This article was originally published on Nov. 24, 2021.
As we finish up our Thanksgiving plates, stores across the U.S. are gearing up for the biggest shopping day of the year! Black Friday, occurring the day after Thanksgiving, has become a popular tradition for many eager to get an early start on their holiday shopping lists. Though the unofficial holiday is a time for huge sales, long lines at the crack of dawn and family fun, the rowdy event has a not-so-glamorous past.
The term "Black Friday" was first used to refer to the financial crisis that occurred on September 24, 1869. Two Wall Street investors, Jay Gould and Jim Fisk, were the cause of a huge market crash that resulted from the pair attempting to hike up the price of gold. The stock market suffered a 20 percent loss and foreign trade came to a halt, causing bankruptcy across the country. Over time, the term shifted and became associated with the Friday after Thanksgiving when retailers went into the black and earned a huge profit because holiday shoppers frantically bought discounted items. Though the story behind Black Friday's name has evolved over the years, the irresistible nature of a good deal sticks even today.
A Sale Too Good to Resist
What is it about large crowds, never-ending lines and overwhelming sales on Black Friday that makes holiday shoppers fight the crowds and return the very next year for more? To no one's surprise, the excitement of scoring a bargain has a lot to do with it. According to consumer research, there is tremendous emotional satisfaction when securing an item at a much lower price than its standard value. This satisfaction is also accompanied by a feeling of achievement known as "smart shopper feelings." The study explains that getting a good deal on an item allows the consumer to feel like a smart shopper and feeds into an innate sense of pride and accomplishment. No wonder we are ready to fight at midnight for a spot in line if it means getting a new iPhone for half the price!

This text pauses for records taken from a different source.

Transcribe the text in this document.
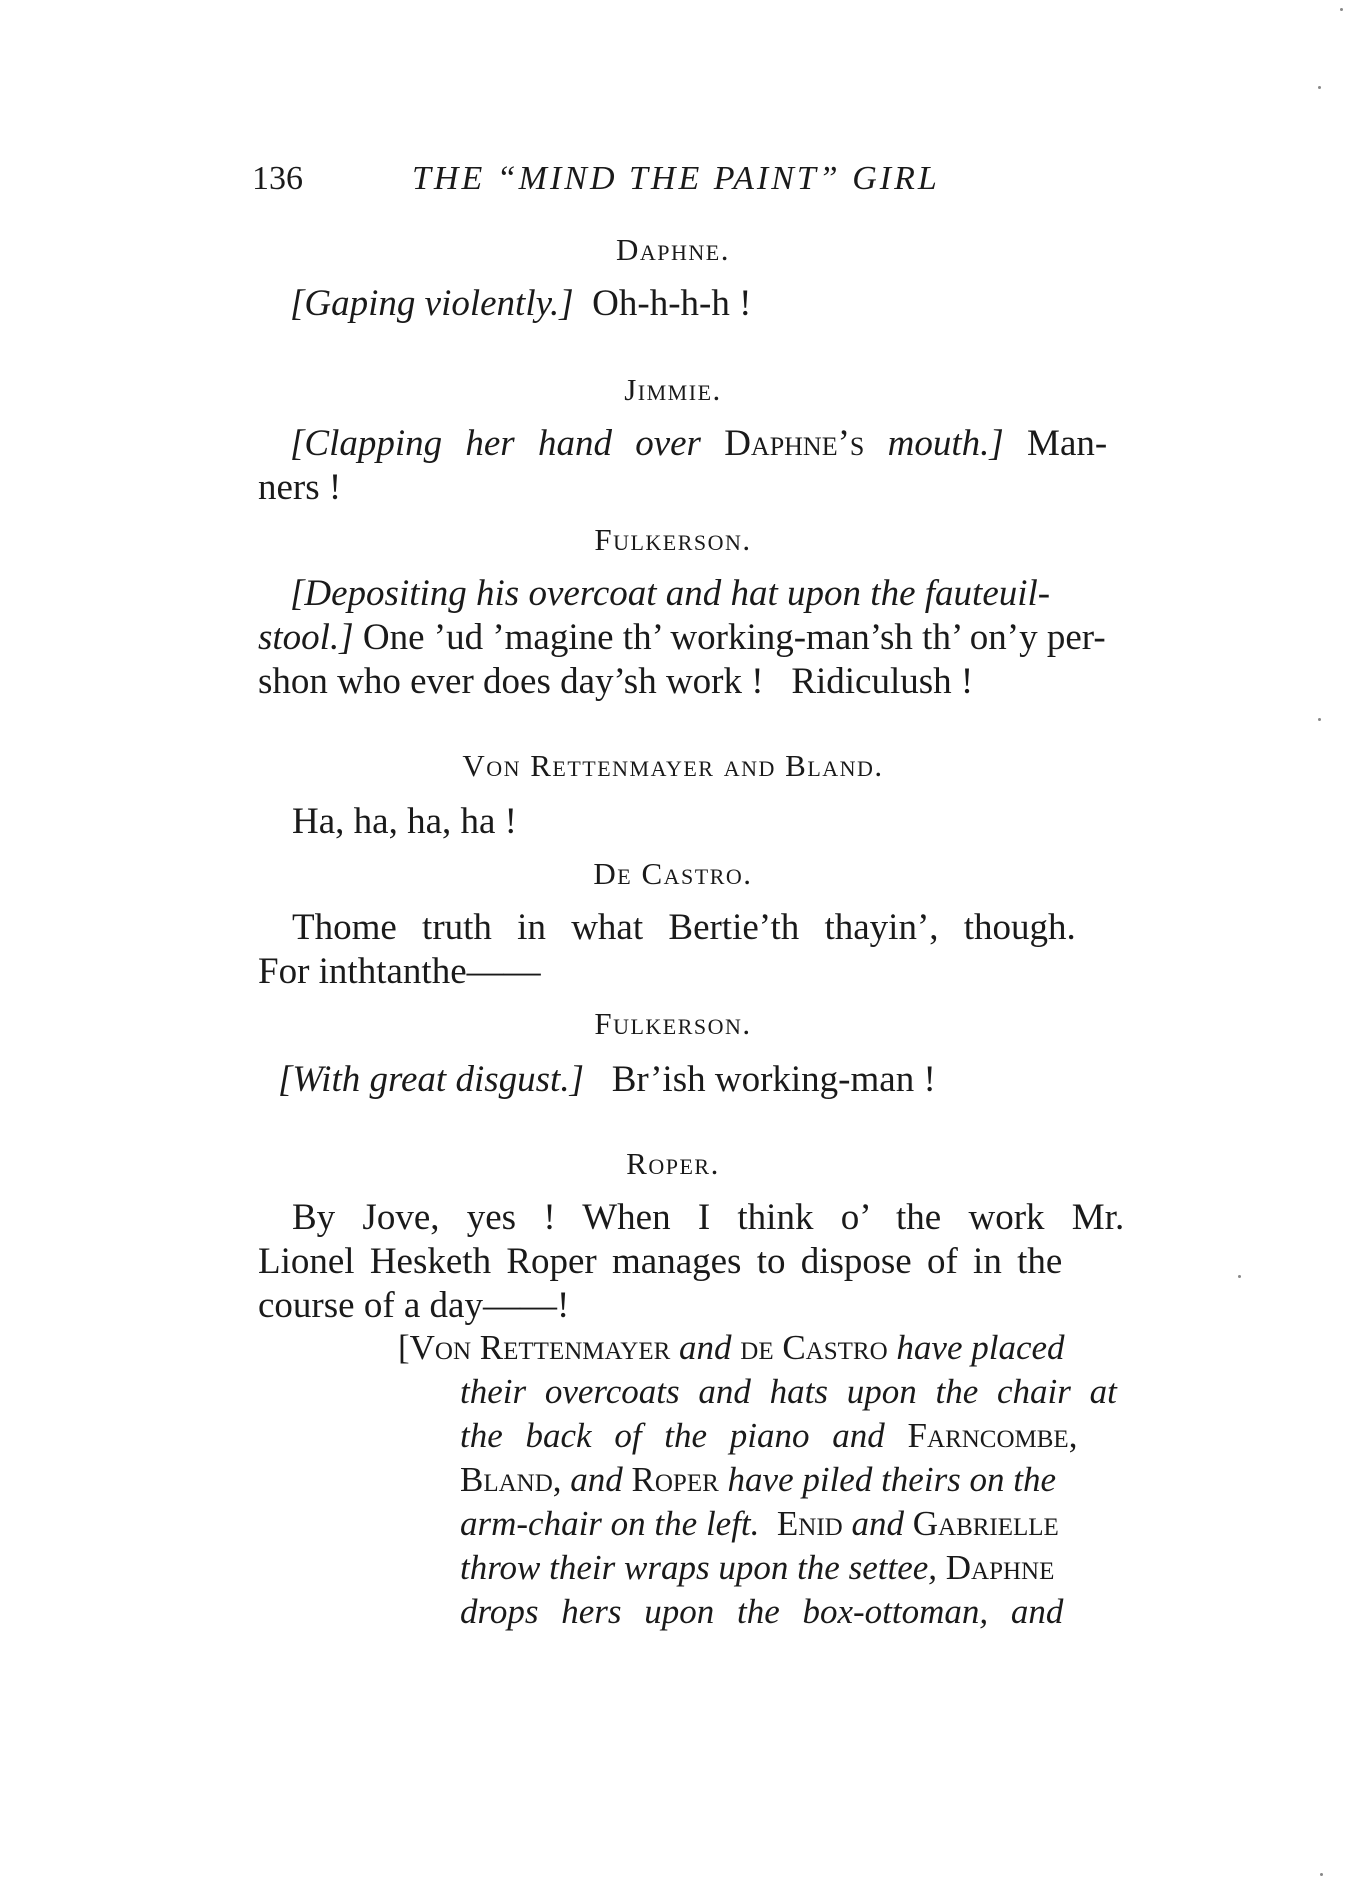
136	THE “MIND THE PAINT” GIRL
Daphne.
[Gaping violently.] Oh-h-h-h !
Jimmie.
[Clapping her hand over Daphne’s mouth.] Man-
ners !
Fulkerson.
[Depositing his overcoat and hat upon the fauteuil-
stool.] One ’ud ’magine th’ working-man’sh th’ on’y per-
shon who ever does day’sh work !   Ridiculush !
Von Rettenmayer and Bland.
Ha, ha, ha, ha !
De Castro.
Thome truth in what Bertie’th thayin’, though.
For inthtanthe——
Fulkerson.
[With great disgust.] Br’ish working-man !
Roper.
By Jove, yes ! When I think o’ the work Mr.
Lionel Hesketh Roper manages to dispose of in the
course of a day——!
[Von Rettenmayer and de Castro have placed
their overcoats and hats upon the chair at
the back of the piano and Farncombe,
Bland, and Roper have piled theirs on the
arm-chair on the left. Enid and Gabrielle
throw their wraps upon the settee, Daphne
drops hers upon the box-ottoman, and
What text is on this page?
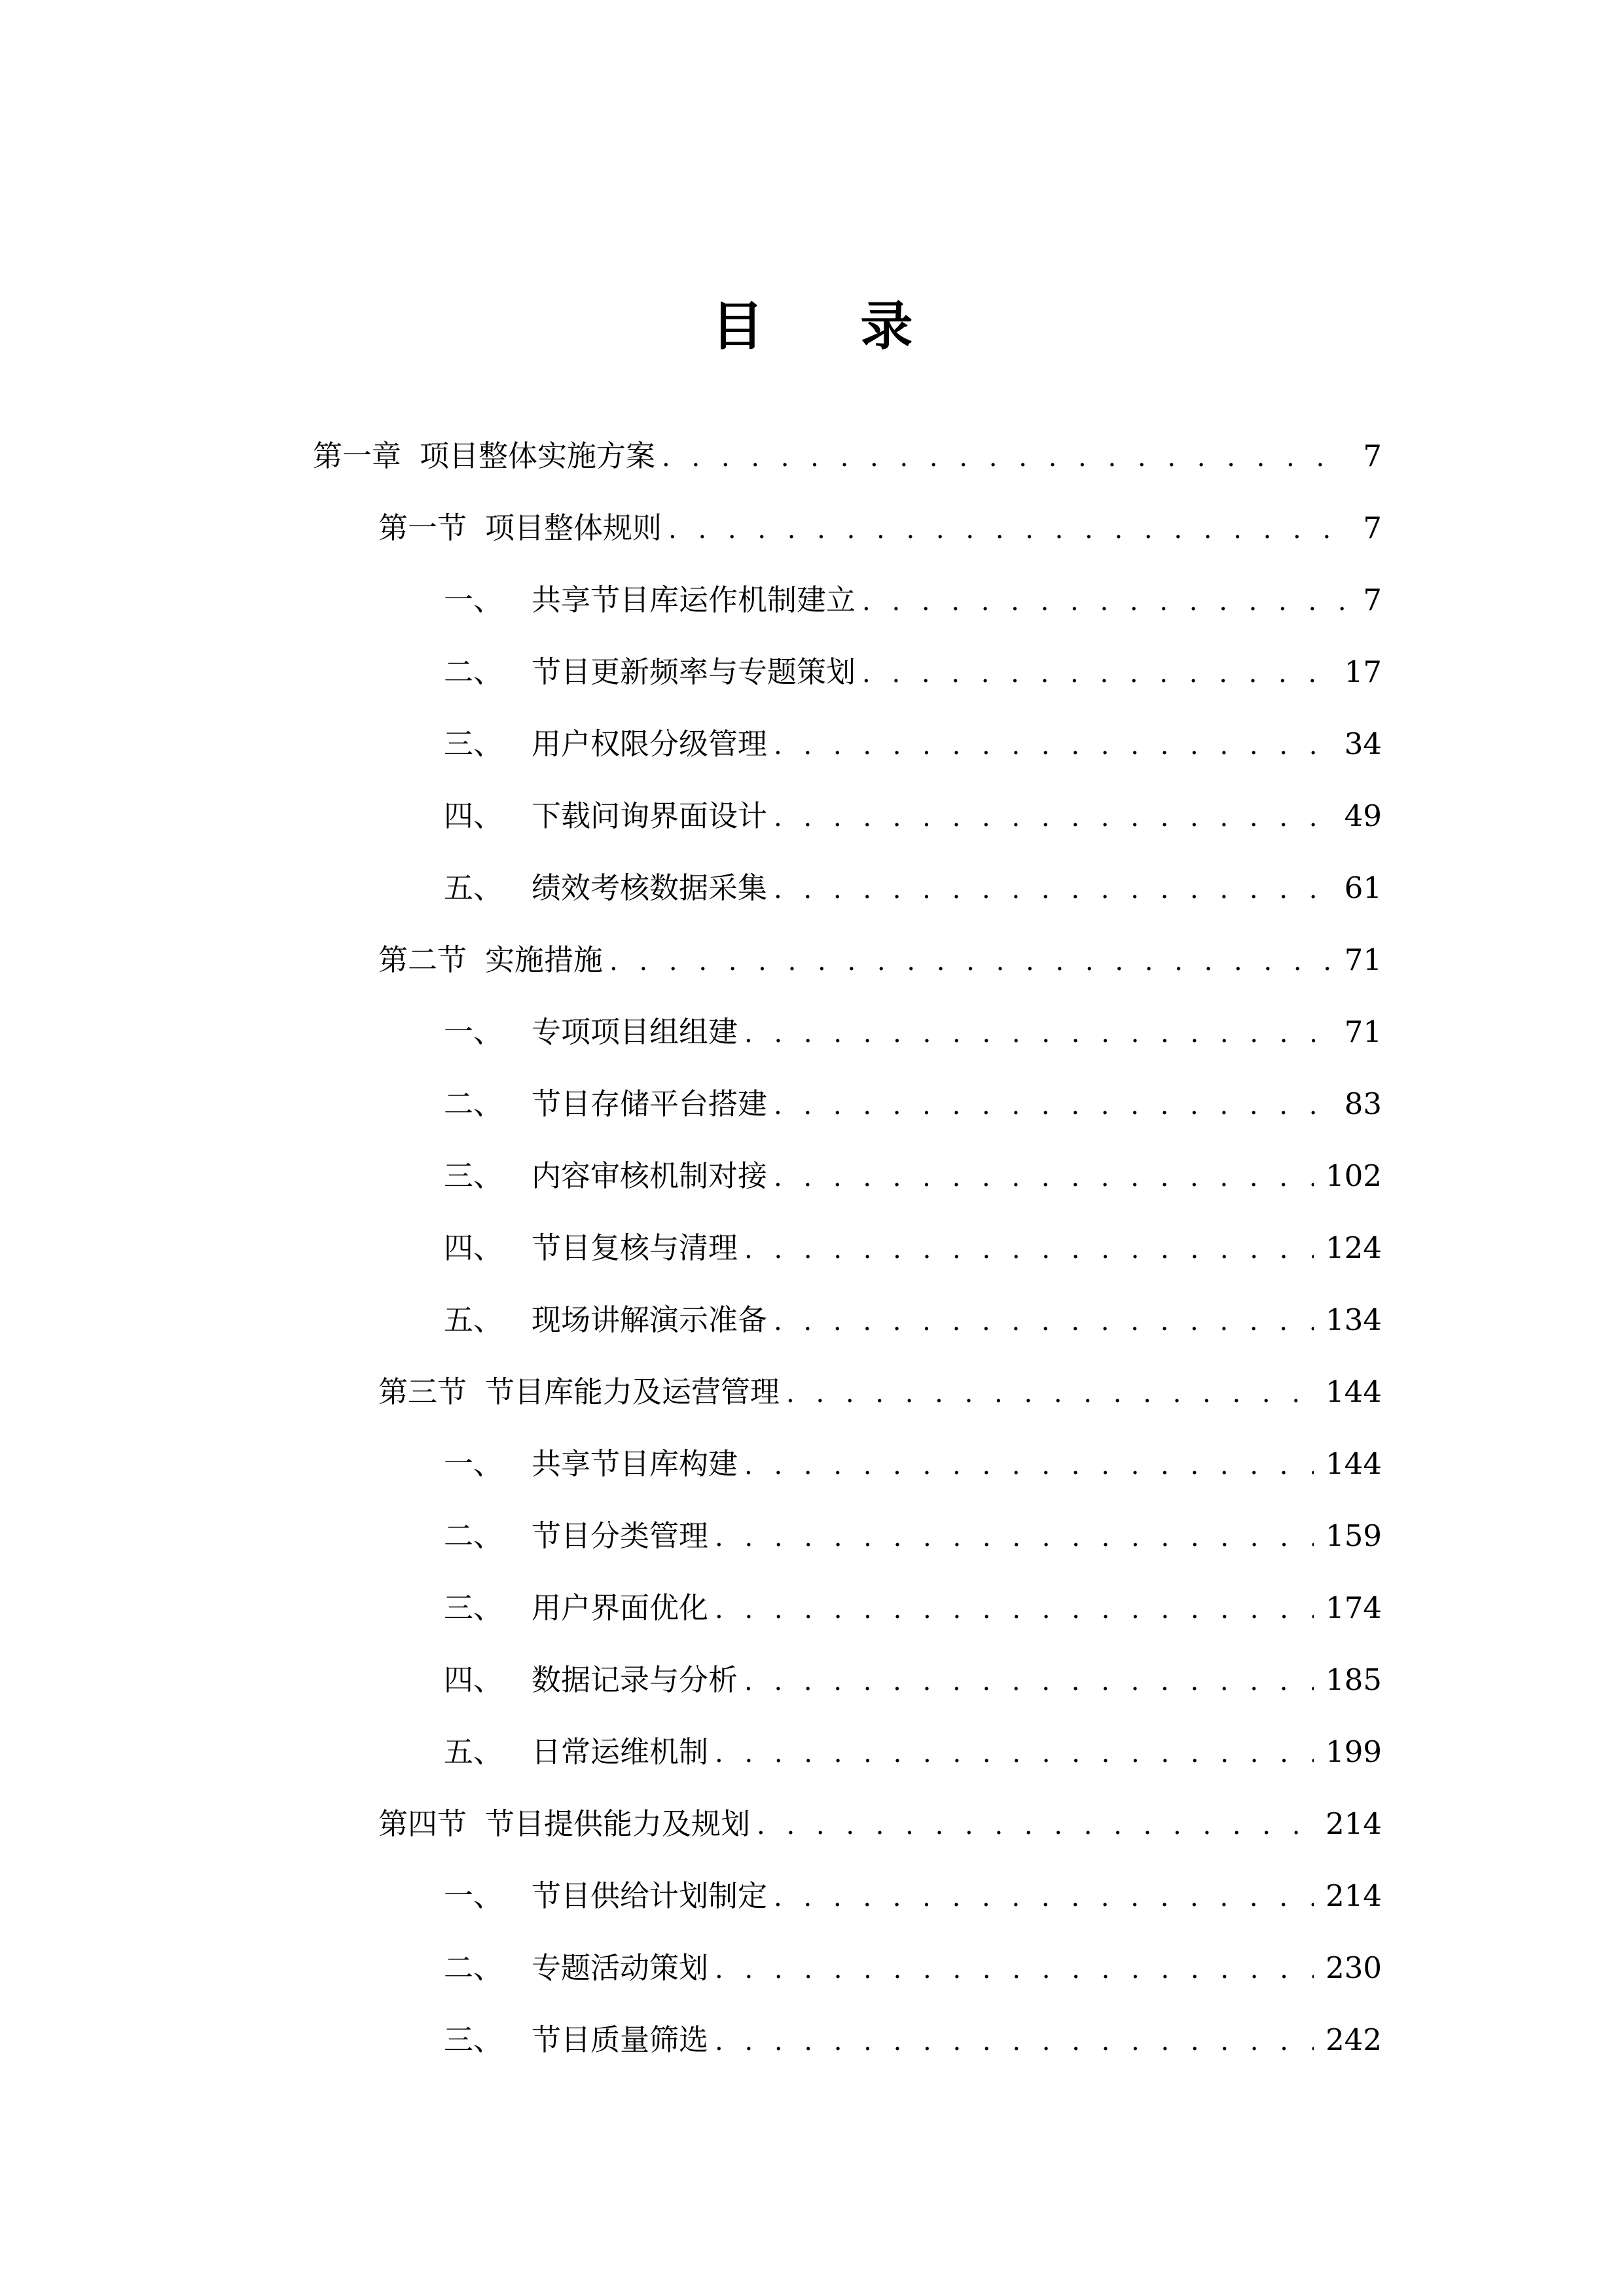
目 录
第一章 项目整体实施方案 . . .	7
第一节 项目整体规则 . . .	7
一、 共享节目库运作机制建立 . . .	7
二、 节目更新频率与专题策划 . . .	17
三、 用户权限分级管理 . . .	34
四、 下载问询界面设计 . . .	49
五、 绩效考核数据采集 . . .	61
第二节 实施措施 . . .	71
一、 专项项目组组建 . . .	71
二、 节目存储平台搭建 . . .	83
三、 内容审核机制对接 . . .	102
四、 节目复核与清理 . . .	124
五、 现场讲解演示准备 . . .	134
第三节 节目库能力及运营管理 . . .	144
一、 共享节目库构建 . . .	144
二、 节目分类管理 . . .	159
三、 用户界面优化 . . .	174
四、 数据记录与分析 . . .	185
五、 日常运维机制 . . .	199
第四节 节目提供能力及规划 . . .	214
一、 节目供给计划制定 . . .	214
二、 专题活动策划 . . .	230
三、 节目质量筛选 . . .	242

However, deals aren't the only motivating factor during Black Friday. Do you know that feeling like you've missed out on a huge event that everyone is talking about? Turns out Black Friday FOMO is all too real. FOMO, or the Fear Of Missing Out, refers to a psychological phenomenon where individuals fret that they are not being included and are out of the loop out on an exciting social event. Black Friday creates the perfect opportunity to capitalize on feelings of FOMO by marketing "exclusive" and "limited-time offers" that lure people into venturing out for the night.
Whether you're a thrill-seeker looking to knock items off of your Christmas list or are simply escaping your family to bury yourself amongst the masses, take note that this year's Black Friday may look different. The pandemic has changed the way we shop over the course of the past year. In 2020, online shopping on Black Friday surged nearly 22 percent with around $9 billion spent on the web. Black Friday is back, but online shopping is still expected to take the lead. Regardless, there remain thousands who are eager to grab the limited sales. The National Retail Federation anticipated nearly 2 million more people in 2021 to shop between Thanksgiving Day through Cyber Monday.
If you can't resist a sale this Black Friday, be safe and happy shopping!